Alberta lab, researchers playing key role in Canadian study
CALGARY, AB, Jan. 24, 2013 — A home care nurse visits Christopher Armstrong every two weeks to administer a medication that allows the 34-year-old Calgarian to maintain a good quality of life. (view video)
Armstrong is one of about 400 Canadians who have Fabry disease, an inherited enzyme deficiency that can shorten the lifespan of people who have it by as much as 40 years.
Although the twice-monthly Enzyme Replacement Therapy infusions help manage his illness, they aren’t a cure and they’re something he has to organize his life around.
“Even if I had to come in once every six months for Enzyme Replacement Therapy, instead of every two weeks, then it would still be another step toward living a normal life,” Armstrong says.
Now researchers in Calgary have launched the first gene therapy clinical trial in the world for Fabry disease that could ultimately lead to a permanent cure.
People with Fabry disease have a change in a gene called GLA and can’t make enough enzyme to break down a fatty substance called Gb3. The build-up of Gb3 can lead to problems in the kidneys, heart and brain.
Researchers will first remove a quantity of stem cells from a Fabry patient’s blood. Then a working copy of a new gene will be inserted into the stem cells using a specially engineered virus. During the final phase of the trial, researchers hope to transplant these stem cells back into the donor patient and the new, working copy of the gene will make the missing enzyme.
The clinical trial has been prompted by promising gene therapy results in mice performed in the laboratory of Dr. Jeffrey Medin at the University Health Network in Toronto. Dr. Medin is the principal investigator of the pan-Canada team grant that is supporting this trial.
“We hope this will one day become a form of treatment that effectively cures Fabry disease,” says Dr. Aneal Khan, a medical geneticist based at Alberta Children’s Hospital, who is leading the Calgary segment of the national project.
“It could also help establish a platform on which we can create gene therapies for other illnesses and establish Calgary as a national leader in this experimental field of interventional genetics.”
Although several gene therapies have been used in Canada for cancer, this study will be the first in the country to test a gene therapy for an inherited metabolic disorder.
Although the project is headquartered in Toronto, physicians and scientists in Calgary will play a major role in the clinical trial. In particular, the lab at Foothills Medical Centre in Calgary has specialized expertise in the stem cell filtering process that will be used for the clinical trial.

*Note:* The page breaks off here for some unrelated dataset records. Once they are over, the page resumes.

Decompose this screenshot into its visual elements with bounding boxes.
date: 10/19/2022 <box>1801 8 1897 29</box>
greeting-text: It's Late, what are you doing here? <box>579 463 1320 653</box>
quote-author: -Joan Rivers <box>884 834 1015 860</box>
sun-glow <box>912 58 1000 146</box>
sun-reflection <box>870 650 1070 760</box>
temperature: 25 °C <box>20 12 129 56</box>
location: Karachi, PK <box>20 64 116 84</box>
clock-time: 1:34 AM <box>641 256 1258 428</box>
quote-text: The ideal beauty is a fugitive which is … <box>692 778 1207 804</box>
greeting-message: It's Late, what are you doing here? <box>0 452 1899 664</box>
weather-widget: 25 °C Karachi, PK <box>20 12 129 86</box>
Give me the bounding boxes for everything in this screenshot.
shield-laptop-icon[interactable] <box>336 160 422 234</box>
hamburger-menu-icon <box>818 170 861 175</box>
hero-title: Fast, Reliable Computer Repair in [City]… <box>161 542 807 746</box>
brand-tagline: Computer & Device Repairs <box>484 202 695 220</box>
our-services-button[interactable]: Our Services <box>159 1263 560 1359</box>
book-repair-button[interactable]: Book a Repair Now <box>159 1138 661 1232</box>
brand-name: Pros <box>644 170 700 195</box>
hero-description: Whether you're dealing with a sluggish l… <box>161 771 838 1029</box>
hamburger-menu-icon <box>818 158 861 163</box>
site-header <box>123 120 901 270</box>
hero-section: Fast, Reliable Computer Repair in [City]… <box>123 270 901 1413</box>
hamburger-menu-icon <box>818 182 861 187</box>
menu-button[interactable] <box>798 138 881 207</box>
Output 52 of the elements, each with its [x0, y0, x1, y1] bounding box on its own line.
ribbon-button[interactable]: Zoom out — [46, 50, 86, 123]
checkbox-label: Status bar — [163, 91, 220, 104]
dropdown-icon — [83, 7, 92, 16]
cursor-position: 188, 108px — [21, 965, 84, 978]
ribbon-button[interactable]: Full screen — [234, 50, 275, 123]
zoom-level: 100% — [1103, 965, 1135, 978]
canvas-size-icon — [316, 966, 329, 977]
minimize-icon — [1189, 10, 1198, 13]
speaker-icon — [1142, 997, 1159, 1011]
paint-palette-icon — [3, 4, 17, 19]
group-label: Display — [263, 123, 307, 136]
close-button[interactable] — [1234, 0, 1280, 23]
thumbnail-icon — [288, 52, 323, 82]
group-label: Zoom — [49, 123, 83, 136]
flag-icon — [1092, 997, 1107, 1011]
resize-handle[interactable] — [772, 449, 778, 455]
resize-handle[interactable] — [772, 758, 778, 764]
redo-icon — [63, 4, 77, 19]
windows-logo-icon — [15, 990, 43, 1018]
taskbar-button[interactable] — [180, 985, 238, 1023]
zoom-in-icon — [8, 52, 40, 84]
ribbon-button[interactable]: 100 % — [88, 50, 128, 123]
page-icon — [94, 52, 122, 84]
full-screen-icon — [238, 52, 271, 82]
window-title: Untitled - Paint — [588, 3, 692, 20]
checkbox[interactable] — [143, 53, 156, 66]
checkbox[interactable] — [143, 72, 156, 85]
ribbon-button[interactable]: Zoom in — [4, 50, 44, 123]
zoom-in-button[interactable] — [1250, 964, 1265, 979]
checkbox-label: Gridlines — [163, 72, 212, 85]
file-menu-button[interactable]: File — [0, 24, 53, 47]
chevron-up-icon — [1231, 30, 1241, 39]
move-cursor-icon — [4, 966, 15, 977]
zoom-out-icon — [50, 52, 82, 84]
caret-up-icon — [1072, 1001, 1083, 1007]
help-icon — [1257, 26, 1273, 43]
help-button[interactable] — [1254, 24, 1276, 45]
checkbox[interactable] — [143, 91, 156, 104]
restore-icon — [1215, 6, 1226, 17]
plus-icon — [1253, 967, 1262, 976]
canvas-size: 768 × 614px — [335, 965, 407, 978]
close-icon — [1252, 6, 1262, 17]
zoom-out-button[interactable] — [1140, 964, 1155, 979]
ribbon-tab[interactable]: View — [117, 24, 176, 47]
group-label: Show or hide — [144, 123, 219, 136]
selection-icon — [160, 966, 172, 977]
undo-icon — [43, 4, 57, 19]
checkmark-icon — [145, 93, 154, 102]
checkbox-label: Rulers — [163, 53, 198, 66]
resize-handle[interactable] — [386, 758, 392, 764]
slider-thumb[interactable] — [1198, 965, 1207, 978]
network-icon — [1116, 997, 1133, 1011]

“The trigger that’s making all this possible is Calgary’s expertise in isolating the specific blood stem cells we need,” says Dr. Medin. “Without a sufficient quantity of those stem cells to work with, our likelihood of success would be greatly reduced.”
In the Fabry trial, technologists led by Dr. Nicole Prokopishyn, director of the Calgary Laboratory Services Cellular Therapy Lab, processed the blood from a donor patient and isolated a specific type of stem cell called a CD34+ cell.
Armstrong recently donated his blood for key initial experiments for the first phase of the trial. Nearly a billion of Christopher’s CD34+ cells have been isolated and will be sent to Dr. Medin’s lab in Toronto. Dr. Medin’s team will take those cells and, using a modified virus, insert a working copy of the GLA gene into the stem cells.
“We use a type of virus called a lentivirus, which has been modified in a couple of critical ways,” says Dr. Medin, who is also a professor in the Department of Medical Biophysics at the University of Toronto. “First, it’s been stripped of any of its disease-causing capability and is safe. Second, it has the corrected functional GLA gene, which will cause the donor cells to make the correct enzyme. When the corrected cells circulate in the blood, they also secrete the enzyme, which is then taken up by unmodified cells. This effectively extends the therapy afforded by the modified stem cells.”
The corrected cells go back into the donor patient, meaning there is less likelihood for rejection compared to cells coming from a different individual.
In the current pre-clinical phase of the study, researchers hope to demonstrate Armstrong’s corrected stem cells are able to provide a source of enzyme in a specially adapted mouse that has Fabry disease. After this is accomplished, the second phase will repeat the experiment using a new donor with all the checks and balances needed for a human trial. Once the pre-clinical experimental results have satisfied the regulatory requirements of Health Canada, the team aims to treat the first human Fabry disease patient, which they estimate will be within two years.
The project is being funded by the Canadian Institutes of Health Research and the Kidney Foundation of Canada.